Birlik olmadan başarı olmaz
Kadın Haberleri —

Barış ve Demokratik Toplum
- Birlik Konferansı delegesi Hanım Avcı: “Artık kapımıza şehit cenazeleri gelmesin, anneler ağlamasın. Kürt halkı olarak birlik olmadığımız sürece başaramayız.”

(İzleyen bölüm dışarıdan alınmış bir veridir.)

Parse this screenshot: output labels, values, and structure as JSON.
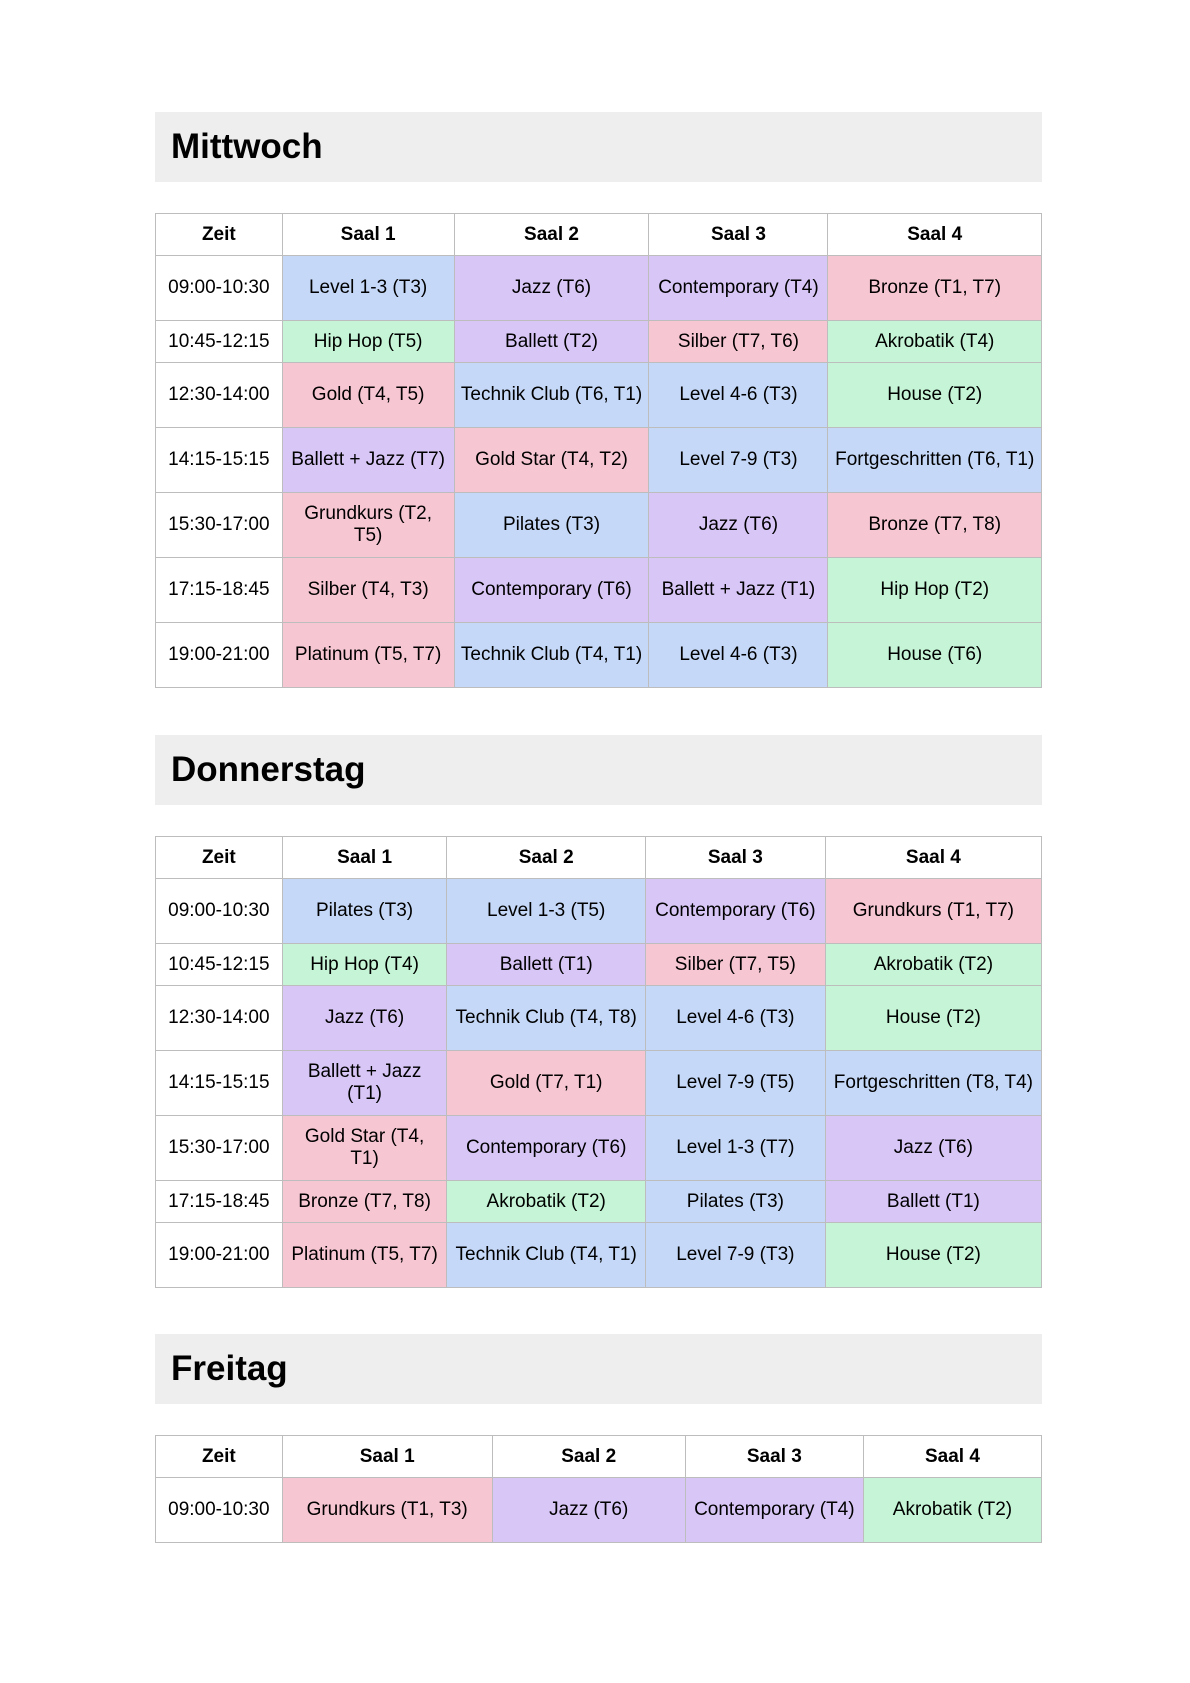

Demokratik Birlik İnisiyatifi tarafından “Birlik amacıyla barışa doğru” şiarıyla Agirî’nin (Ağrı) Bazîd (Doğubayazıt) ilçesinde “Kürt Ulusal Birliğinin Önemi Konferansı” düzenlendi. Konferansa bölgenin birçok yerinden katılım sağlandı. Konferansta, Kürt birliğinin önemine ve kazanımlarına dikkat çekilirken, sürecin öncüsünün kadınlar olduğuna vurgu yapıldı. Konferansa katılan kadınlar, Jinnews’e konuştu.
Katliamlara şahit olduk
Yaşanan tüm katliamlara şahit olduklarını ifade eden konferans delegelerinden Emine Tartış, konferansa yönelik memnuniyetini dile getirerek, “Bu güzel günde burada bir araya geldik. Bugüne kadar çok hakarete, zulme maruz bırakıldık. Bugüne kadar Ağrı dağının eteklerinde zorluklar altında yaşadık. İnsanlardan hayvanlara varana kadar katliamlara şahit olduk. Evlerimizi talan ettiler, yıktılar. Yerimizden, yurdumuzdan edildik. Gözaltına alındık. Şükür ki bugün Abdullah Öcalan sayesinde güzel günler yaşanıyor” dedi.
Tek yaramız barış
Kürt halkının birliğine ve barışa dikkat çeken Hanım Avcı, “Artık kapımıza şehit cenazeleri gelmesin, anneler daha fazla ağlamasın. Kürt halkı olarak birlik olmadığımız sürece başaramayız. İçimizde ihanet olmamalı, kendi aramızda ayrım yapmamalıyız. Yıllardır tek derdimiz, tek yaramız barıştır. Her şeye rağmen barış istiyoruz” şeklinde konuştu.
Beklentilerimiz var
Konferansın büyük bir anlama sahip olduğunu vurgulayan Makbule Andıç, “Konferansın var olan sürece katkısı olacağını düşünüyorum. Özellikle bu, öncelikle bizim kendi aramızda barışı, birliği sağlamamıza yönelik yapılan bir konferanstır. İçerisinde bulunduğumuz sürece dair beklentilerimiz var. Hala cezaevlerinde olan binlerce arkadaşımız var. Demokratik siyasetin önünü açabilecek ve yer alabilecek çok insan var. Umarım bu konferanslar bunun önünün açılmasına vesile olur” sözlerini kaydetti.
Özgürlüğü hak ediyoruz
Makbule Andıç, sözlerine şöyle devem etti: “Barış dediğimiz zaman farklı şeyler hissediyoruz çünkü söylemine bile özlem duyuyoruz. Yıllarca çok kan döküldü, insanlar katledildi, köyler yakıldı, insanlarımız bodrumlarda katledildi bunları hiçbir zaman unutmayacağız. Kendi topraklarımızda unutulabilecek şeyler yaşamadık. Beklentimiz büyük, güzel şeylerin olacağını umuyorum. Bir yandan da aslında sisteme güvenemiyoruz. Bu ilk değil çünkü. Defalarca böyle süreçler yaşandı ve hep yarıda kaldı. Bu defa devam etmesi ve sonuca varmasını umuyoruz. Artık kan ve gözyaşı istemiyoruz. Gençlerimiz, çocuklarımız daha özgür bir ülkede yaşasın istiyoruz. Biz bunu hak ediyoruz. Yıllarca sömürüldük, yok edildik, yok sayıldık, dilimiz, kültürümüz, inancımız yok sayıldı. Biz buna karşı mücadele verdik. Mücadelemiz başarıyla tamamlanacaktır. Birlik sağlamazsak kaybeden biz olacağız. Umarım bu konferanslar birliğe vesile olur.”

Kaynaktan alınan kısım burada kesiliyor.